DoD Opens Door for Its Employees to Phase Into Retirement

(The Washington Post) —

The Defense Department on Tuesday opened the door for allowing its civilian employees to phase into retirement, potentially jump-starting a government-wide program announced to much fanfare several years ago but little used since.

Guidance from the Pentagon’s personnel office lays out the policies it will use for the hybrid arrangement in which retirement-eligible employees cut back to part-time work for a time before retiring fully.

The policies in general repeat the basic requirements set by law and government-wide regulations, while listing factors the department will consider when deciding to offer the arrangement to an eligible employee.

Phased retirees work half time while collecting half of their salaries, plus half of the annuities they have accumulated to that point. When they fully retire, their annuities are recalculated to take the part-time work into account.

The program, touted as one of the more significant changes in federal personnel policies in recent years, was a reaction to the loss of expertise that agencies face as an aging workforce retires. Generally, phased retirees are to spend a fifth of their working time mentoring their successors. Meanwhile, many employees have expressed interest in keeping a hand in their work for a time, passing along their knowledge, and enjoying a higher income than they would receive as full annuitants.

Putting it into practice, however, has given new meaning to the word “phased.” The authority was enacted into law in mid-2012, proposed rules were not issued until a year later, and final rules a year after that, effective in late 2014.

Even at that, phased retirement was not actually available to anyone until it was offered to a handful of employees at the Library of Congress in the spring of 2015.

According to the Office of Personnel Management, only 80 federal employees — out of a workforce of 2.1 million outside the independent U.S. Postal Service — currently are on phased retirement, while another seven have completed such periods and are now fully retired.

Those employees are spread across only 15 agencies, with the largest number at NASA, 17, followed by the Library of Congress and the Environmental Protection Agency, 14 each. Ten of the others have three or fewer phased retirees. The Commerce Department recently announced that it would start the program there.

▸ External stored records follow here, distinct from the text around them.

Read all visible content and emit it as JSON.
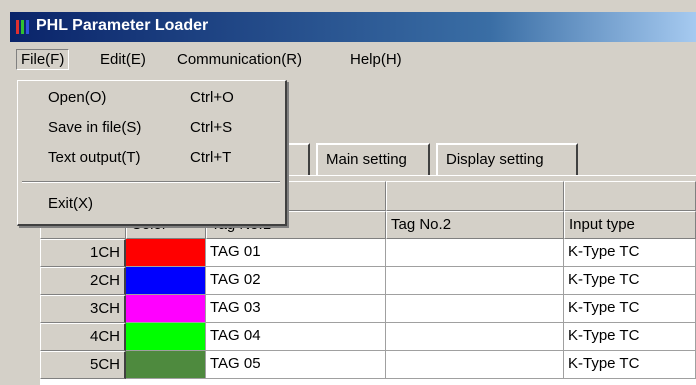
{
  "window": {
    "title": "PHL Parameter Loader"
  },
  "menubar": {
    "items": [
      {
        "label": "File(F)",
        "left": 0
      },
      {
        "label": "Edit(E)"
      },
      {
        "label": "Communication(R)"
      },
      {
        "label": "Help(H)"
      }
    ]
  },
  "file_menu": {
    "items": [
      {
        "label": "Open(O)",
        "shortcut": "Ctrl+O"
      },
      {
        "label": "Save in file(S)",
        "shortcut": "Ctrl+S"
      },
      {
        "label": "Text output(T)",
        "shortcut": "Ctrl+T"
      },
      {
        "label": "Exit(X)",
        "shortcut": ""
      }
    ]
  },
  "tabs": [
    {
      "label": "g"
    },
    {
      "label": "Main setting"
    },
    {
      "label": "Display setting"
    }
  ],
  "grid": {
    "headers": {
      "color": "Color",
      "tag1": "Tag No.1",
      "tag2": "Tag No.2",
      "input_type": "Input type"
    },
    "rows": [
      {
        "ch": "1CH",
        "color": "#ff0000",
        "tag1": "TAG 01",
        "tag2": "",
        "input_type": "K-Type TC"
      },
      {
        "ch": "2CH",
        "color": "#0000ff",
        "tag1": "TAG 02",
        "tag2": "",
        "input_type": "K-Type TC"
      },
      {
        "ch": "3CH",
        "color": "#ff00ff",
        "tag1": "TAG 03",
        "tag2": "",
        "input_type": "K-Type TC"
      },
      {
        "ch": "4CH",
        "color": "#00ff00",
        "tag1": "TAG 04",
        "tag2": "",
        "input_type": "K-Type TC"
      },
      {
        "ch": "5CH",
        "color": "#4e8a3e",
        "tag1": "TAG 05",
        "tag2": "",
        "input_type": "K-Type TC"
      }
    ]
  },
  "colors": {
    "titlebar_start": "#0a246a",
    "titlebar_end": "#a6caf0",
    "face": "#d4d0c8"
  }
}
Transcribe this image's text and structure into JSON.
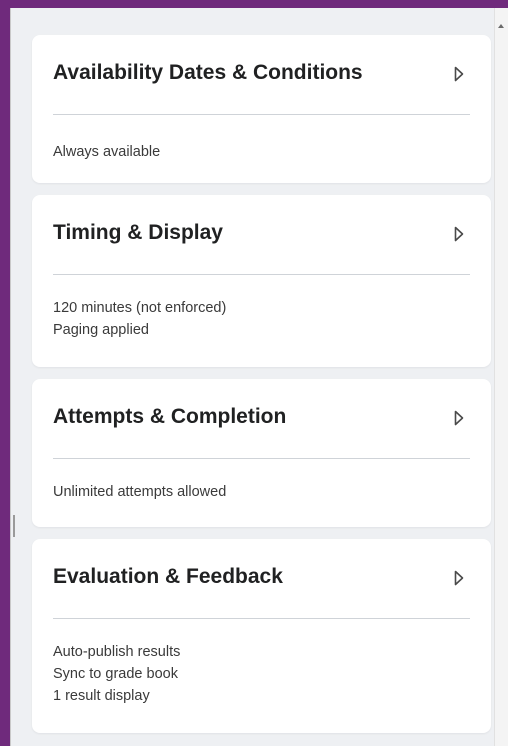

The Defense Department move, however, holds the potential to boost the program significantly; it employs about a third of the non-postal executive branch workforce.

About 77,000 employees, more than a tenth of the DoD total, already are eligible for retirement but “We don’t know yet how many employees will be interested in or request approval for phased retirement,” a Pentagon spokesman said.

Richard G. Thissen, president of the National Active and Retired Federal Employees Association, called the DoD announcement “long overdue.”

“Since phased retirement became law four years ago, NARFE’s phones have rung off the hook with calls from federal employees wondering when phased retirement will be available at their agencies,” he said in a statement. “For many other federal employees, however, this news will add to their frustration because the future of phased retirement at many agencies is still uncertain. I urge every federal agency to join DoD, Commerce and a handful of other federal agencies and embrace this innovative human resources tool.”

Phased retirement is voluntary for the employee and is available only to those who already are retirement-eligible, have worked full-time for at least the last three years, and are not in one of the few federal occupations, such as law enforcement, where retirement is required at a certain age.

The employing agency controls whether to grant a request from someone meeting those criteria, however, and it is uncertain how widely DoD will use it. Use of the authority will be up to individual DoD components, which will have to first write their own policies for approving or denying requests, the Pentagon spokesman said in an email.

“The Department sees phased retirement as a mutual benefit for employees and organizations and is another option in the management tool box to support knowledge transfer and the development of the next generation of employees and leaders,” he said.

Under the department-wide policy, if an employee expresses interest, management would consider factors including whether:

— The nature of the work requires that it be done more than half-time;

— There are needed mentoring activities and whether the employee is willing and able to perform them;

— The employee has knowledge that needs to be transferred in that way; and

— Money is available to pay for both the phased retiree and a replacement.